告白
それから、あゆみとすばるが一緒に過ごす時間は少しずつ増えていった。
週末にはショッピングモールを巡ったり、カフェでコーヒーを飲みながら他愛もない話を交わしたりする。その何気ないひとときが、あゆみにとって特別なものになりつつあった。
ある日の午後、二人は公園のベンチに腰掛けていた。すばるが自販機で買ってきた缶コーヒーを手渡してくれる。
「ありがとう、先生。」
「ほら、まだ先生って呼んでる。」
軽く冗談めかしたすばるの言葉に、あゆみは小さく笑った。
しばらくすると、すばるがふと口を開いた。
「あゆみ。」
突然名前を呼ばれたことで、あゆみは少し驚きながらもすばるを見つめた。
彼の表情は、いつもの穏やかさとは少し違い、真剣だった。
「君に負担をかけるつもりはない。ただ、僕は君といるとほっとするんだ。」
その言葉に、あゆみは一瞬息を飲んだ。胸の中にあった不安や戸惑いが、少しずつ溶けていくようだった。

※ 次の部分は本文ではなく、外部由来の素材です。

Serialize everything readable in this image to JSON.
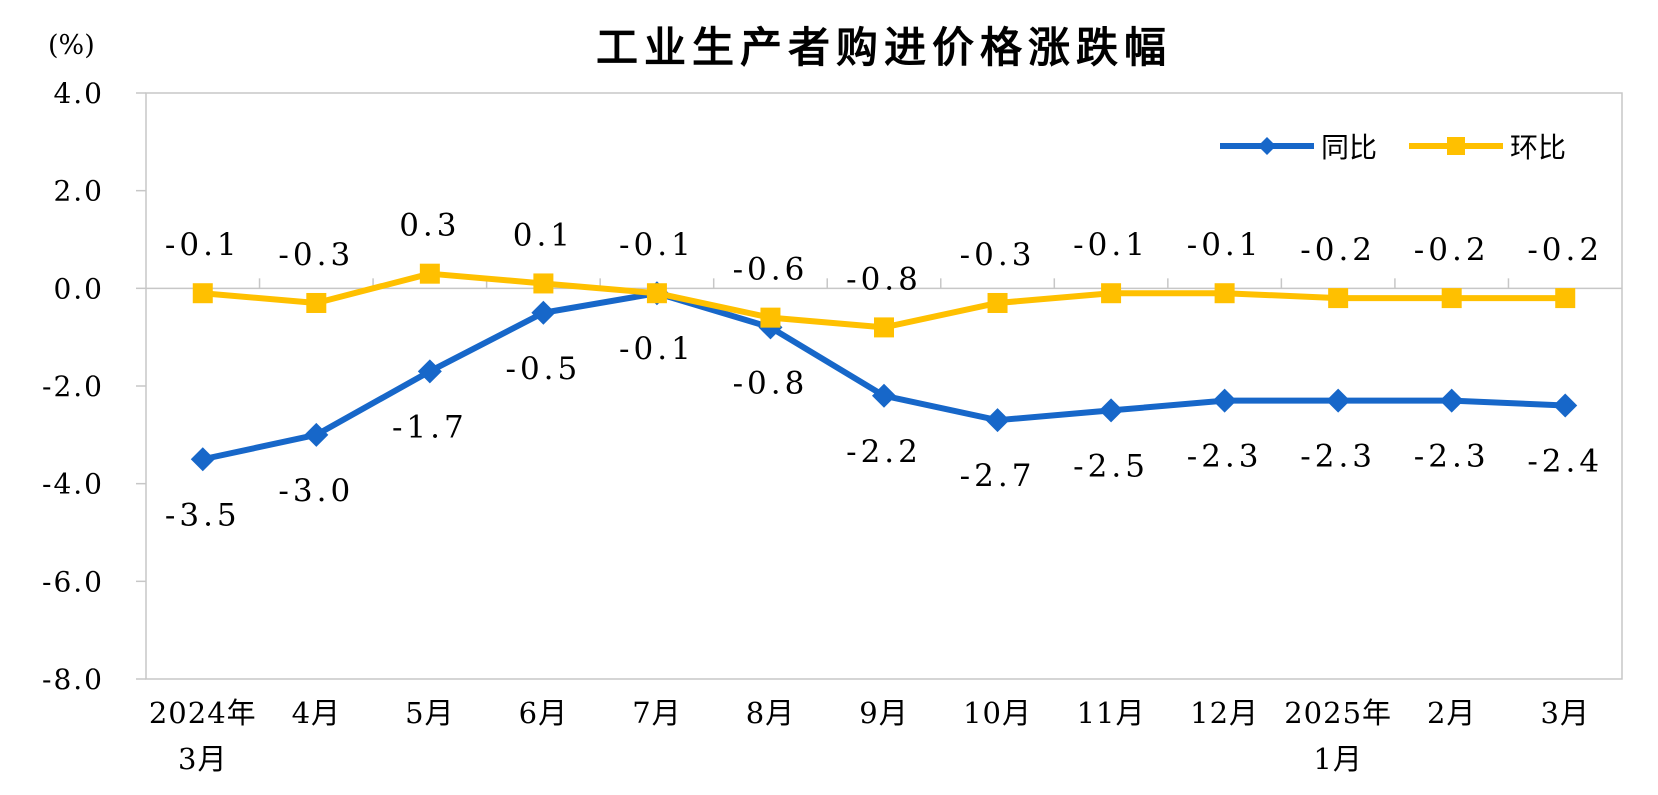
{
  "page": {
    "background": "#ffffff"
  },
  "chart_data": {
    "type": "line",
    "title": "工业生产者购进价格涨跌幅",
    "unit_label": "(%)",
    "categories": [
      "2024年\n3月",
      "4月",
      "5月",
      "6月",
      "7月",
      "8月",
      "9月",
      "10月",
      "11月",
      "12月",
      "2025年\n1月",
      "2月",
      "3月"
    ],
    "y_axis": {
      "min": -8.0,
      "max": 4.0,
      "step": 2.0,
      "tick_labels": [
        "4.0",
        "2.0",
        "0.0",
        "-2.0",
        "-4.0",
        "-6.0",
        "-8.0"
      ]
    },
    "grid": "zero-baseline-only",
    "legend_position": "top-right-inside",
    "axis_color": "#c7c7c7",
    "series": [
      {
        "id": "yoy",
        "name": "同比",
        "color": "#1767C9",
        "marker": "diamond",
        "label_position": "below",
        "values": [
          -3.5,
          -3.0,
          -1.7,
          -0.5,
          -0.1,
          -0.8,
          -2.2,
          -2.7,
          -2.5,
          -2.3,
          -2.3,
          -2.3,
          -2.4
        ]
      },
      {
        "id": "mom",
        "name": "环比",
        "color": "#FFC000",
        "marker": "square",
        "label_position": "above",
        "values": [
          -0.1,
          -0.3,
          0.3,
          0.1,
          -0.1,
          -0.6,
          -0.8,
          -0.3,
          -0.1,
          -0.1,
          -0.2,
          -0.2,
          -0.2
        ]
      }
    ]
  }
}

「あゆみが隣にいてくれると、これまで一人で頑張ってきた気持ちが和らぐんだ。」
「普通の恋愛じゃないことは分かってるけど、僕と付き合ってほしい。」
彼の告白に、あゆみの目には自然と涙が浮かんだ。
その瞬間、あゆみの心に高校時代の記憶がよみがえった。
人生に光が差したのは、高校時代のことだった。
学園祭の実行委員長を任されていたあゆみは、最初こそ自信を持って準備を進めていたが、当日は問題が次々に発生。イベント自体は何とか形になったものの、あゆみの心は沈んでいた。
その日の夕方、教室で一人俯いていると、ドアが開いた。
「下校時刻過ぎてるよ、如月さん。おうちの人、待ってるだろう?待ちすぎてミイラになっちゃうよ?」
星宮すばるが顔を覗かせた。その軽い冗談交じりの言葉に、あゆみは驚きながらも微笑んだ。
「ミイラになるほど待たせていないですよ。」
すばるはそっと隣に腰を下ろし、彼女の沈んだ表情をじっと見つめた後、静かに口を開いた。
「そんなに落ち込まなくても良いんじゃないかな? 行動を起こさなければ失敗は起きない。逆に言えば、行動を起こすことができたっていうこと自体が、如月さんの頑張りだよ。」
その言葉に、あゆみは驚き、そして心が軽くなった。
自分がどう思うかではなく、実際に何かをしたことが大切だということを、すばるは当たり前のように言ってのけた。
「行動できたってだけですごいことだよ。何もせずに後悔するより、何かを試してみる方がよっぽど価値があると思う。」
すばるのその言葉は、あゆみの胸に深く刻まれた。
あの時の記憶が蘇り、あゆみはすばるを見つめた。
「やっぱりこの人はすごい。立場とかもあるのにこんな風に伝えることができるなんて。いつか支えることができるようになりたい。」
そんな思いが短い言葉に変わるのに時間はかからなかった。
「私も、すばるさんと一緒にいたいです。まだ全然自信はないけど……少しずつ頑張ります。」
その言葉を聞いて、すばるは穏やかに微笑んだ。
「急がなくていいよ。あゆみが隣にいてくれるだけで、僕は十分だから。」
帰り道、夕焼けに染まる空を見上げながら、あゆみは静かに思った。
「私も、誰かの力になりたい……すばるさんの力になれる私でありたい。」
胸に温かい想いとわずかな不安を抱きながら、あゆみは未来に向かって歩み始めた。